The true Republican position on health care has been clear and consistent for decades: The party hates, just hates, the idea of government action to make essential health care available to all citizens, regardless of income or medical history.
This hatred very much includes hatred of Medicare. Way back in 1961, Ronald Reagan warned that enacting Medicare would destroy American freedom. Maybe it’s just me, but I don’t think that happened. Newt Gingrich shut down the government in an attempt to force Bill Clinton to slash Medicare funding. Paul Ryan proposed ending Medicare as we know it and replacing it with inadequate vouchers to be applied to the purchase of private insurance.
And the hatred obviously extends to the Affordable Care Act. Republicans don’t just hate the subsidies that help people buy insurance; they also hate the regulations that prevent insurers from discriminating against people with pre-existing conditions. Indeed, 20 Republican state attorneys general filed a lawsuit trying to eliminate protection for pre-existing conditions, and the Trump administration has declined to oppose the suit, in effect endorsing it.
So if you’re a voter who cares about health care, it shouldn’t be hard to figure out where the parties stand. If you believe that Medicare is a bad thing and the government shouldn’t protect people with pre-existing conditions, vote Republican. If you want to defend Medicare and ensure coverage even for those who have health problems, vote Democrat.
But Republicans have a problem here: The policies they hate, and Democrats love, are extremely popular. Medicare has overwhelming support. So does protection for pre-existing conditions, which is even supported by a large majority of Republicans.

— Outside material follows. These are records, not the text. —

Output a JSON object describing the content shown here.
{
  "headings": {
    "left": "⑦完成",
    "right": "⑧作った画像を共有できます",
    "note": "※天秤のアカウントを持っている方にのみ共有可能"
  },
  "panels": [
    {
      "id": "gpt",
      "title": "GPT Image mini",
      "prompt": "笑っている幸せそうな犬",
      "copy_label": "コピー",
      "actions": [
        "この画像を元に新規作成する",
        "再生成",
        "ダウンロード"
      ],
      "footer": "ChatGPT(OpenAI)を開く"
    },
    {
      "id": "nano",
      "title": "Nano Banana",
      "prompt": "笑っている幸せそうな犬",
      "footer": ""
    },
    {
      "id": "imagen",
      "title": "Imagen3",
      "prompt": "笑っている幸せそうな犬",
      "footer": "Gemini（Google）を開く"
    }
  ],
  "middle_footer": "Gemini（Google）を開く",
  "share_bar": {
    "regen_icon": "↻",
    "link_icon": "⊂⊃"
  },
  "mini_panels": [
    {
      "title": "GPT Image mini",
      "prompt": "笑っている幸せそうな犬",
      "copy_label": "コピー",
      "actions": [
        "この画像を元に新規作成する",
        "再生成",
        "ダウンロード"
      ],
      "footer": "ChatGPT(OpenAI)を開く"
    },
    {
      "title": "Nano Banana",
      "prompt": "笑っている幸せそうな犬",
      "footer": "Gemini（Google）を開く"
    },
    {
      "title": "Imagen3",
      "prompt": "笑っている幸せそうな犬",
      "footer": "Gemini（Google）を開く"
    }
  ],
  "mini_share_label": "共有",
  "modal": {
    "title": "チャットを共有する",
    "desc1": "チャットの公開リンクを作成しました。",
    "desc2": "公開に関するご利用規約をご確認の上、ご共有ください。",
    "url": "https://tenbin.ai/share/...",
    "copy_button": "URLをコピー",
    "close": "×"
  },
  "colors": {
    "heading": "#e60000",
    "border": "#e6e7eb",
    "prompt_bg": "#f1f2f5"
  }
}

Now, you might imagine that Republicans would respond to the manifest unpopularity of their health care position by, you know, actually changing their position. But that would be hopelessly old-fashioned. As I said, what they’ve chosen to do instead is lie, insisting that black is white and up is down. Thus Josh Hawley, as Missouri’s attorney general, is part of that lawsuit against Obamacare’s regulation of insurers; but in his campaign for the Senate, he’s posing as a defender of Americans with pre-existing conditions. Dean Heller, running for re-election to the Senate in Nevada, voted for a bill that would have destroyed Obamacare, including all protection for pre-existing conditions; but he’s misrepresenting himself just like Hawley is. All of which brings me to a remarkable op-ed article on health care in USA Today, which was published under Donald Trump’s name . . . Part of the article claimed that the Trump administration is defending health insurance for Americans with pre-existing conditions, when the reality is that it has tried to destroy that coverage. And what did “Trump” say Democrats would do? Why, that they would “eviscerate” the current Medicare program. Oh, and that they would turn America into Venezuela. Because that’s what has happened to countries that really do have single-payer, like Canada and Denmark.
Why do Republicans think they can get away with such blatant lies? Partly it’s because they expect their Fox-watching followers to believe anything they’re told.
But it’s also because they can still count on enablers in the mainstream news media. After all, why did USA Today approve this piece? Letting Trump express his opinion is one thing; giving him a platform for blatant lies is another. And as fact-checker Glenn Kessler of The Washington Post put it, “Almost every sentence contained a misleading statement or a falsehood.” Even the president of the United States isn’t entitled to his own facts.
So will the G.O.P.’s Big Lie on health care work? We’ll find out in a few weeks.